It’s simple curiosity, that’s all. Or is it?
President Donald Trump has asked his aides and lawyers about the extent of his power to grant presidential pardons to aides, to family members, and even to himself.
On Thursday the Washington Post reported that a source close to the president said lawyers are taking Trump’s request seriously enough to look into it.
“This is not in the context of, ‘I can’t wait to pardon myself,’” a close adviser told Post, saying the president is merely curious about his options should an ongoing independent investigation into Russian election-meddling lead to criminal charges.
The request to examine the limits of a president’s ability to forgive crimes comes a week after Donald Trump, Jr., revealed that he met with Russians in June 2016. The Russian sources said they had information that could help his father win the presidency. Trump’s son-in-law Jared Kushner and then campaign manager Paul Manafort also attended the meeting.
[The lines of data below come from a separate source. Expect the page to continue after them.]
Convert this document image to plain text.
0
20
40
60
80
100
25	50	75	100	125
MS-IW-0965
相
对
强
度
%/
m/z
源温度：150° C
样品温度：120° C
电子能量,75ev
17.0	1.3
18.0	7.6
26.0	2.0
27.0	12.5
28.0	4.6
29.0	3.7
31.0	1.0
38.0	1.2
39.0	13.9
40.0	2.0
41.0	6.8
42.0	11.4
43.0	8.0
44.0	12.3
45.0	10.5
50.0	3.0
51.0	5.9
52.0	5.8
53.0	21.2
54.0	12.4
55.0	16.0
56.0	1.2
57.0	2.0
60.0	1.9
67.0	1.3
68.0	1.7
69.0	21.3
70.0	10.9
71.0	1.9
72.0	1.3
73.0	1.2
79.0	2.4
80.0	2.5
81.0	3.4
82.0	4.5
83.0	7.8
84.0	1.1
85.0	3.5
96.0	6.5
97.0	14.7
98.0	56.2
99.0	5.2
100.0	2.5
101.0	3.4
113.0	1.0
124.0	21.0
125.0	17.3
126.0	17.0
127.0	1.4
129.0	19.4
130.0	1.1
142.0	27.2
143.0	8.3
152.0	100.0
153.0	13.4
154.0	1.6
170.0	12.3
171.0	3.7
Though the meeting reportedly yielded no damaging information against Democratic candidate Hillary Clinton, critics have said the president’s son should have followed protocol and reported the invitation to the FBI.
While the president does wield the authority to pardon White House aides and even family members he does not have the power to pardon himself, according to memos written by President Richard Nixon’s legal team in 1974 during the Watergate scandal; stated plainly: “the President cannot pardon himself.”
Trump could seek a pardon, but it would require a complicated process. According to Nixon’s legal team, a president could come up with a reason to temporarily step down under the terms of the Twenty-Fifth Amendment of the Constitution, allowing the vice president to step in as acting president to issue the pardon.
“Thereafter the president could either resign or resume the duties of his office,” the Nixon era memo reads.
But there’s a big difference between what is technically legal and what is politically sound, according to Steve Vladeck, a professor of national security law at the University of Texas School of Law.
If Trump were to begin dishing out pardons it could likely implode his support among many Republicans. Should Trump pursue a pardon for himself, Vice President Mike Pence — who would become acting president in order to issue the pardon — could himself face immense pressure not to pardon Trump. Another problem: Anyone Trump pardons could still be compelled to testify against him without the protection of the Fifth Amendment right against self-incrimination.
So the short answer to appeasing the president’s curiosity about his pardoning powers: technically speaking, he has a lot of pardoning authority. But the political costs would be crippling to him and to his party.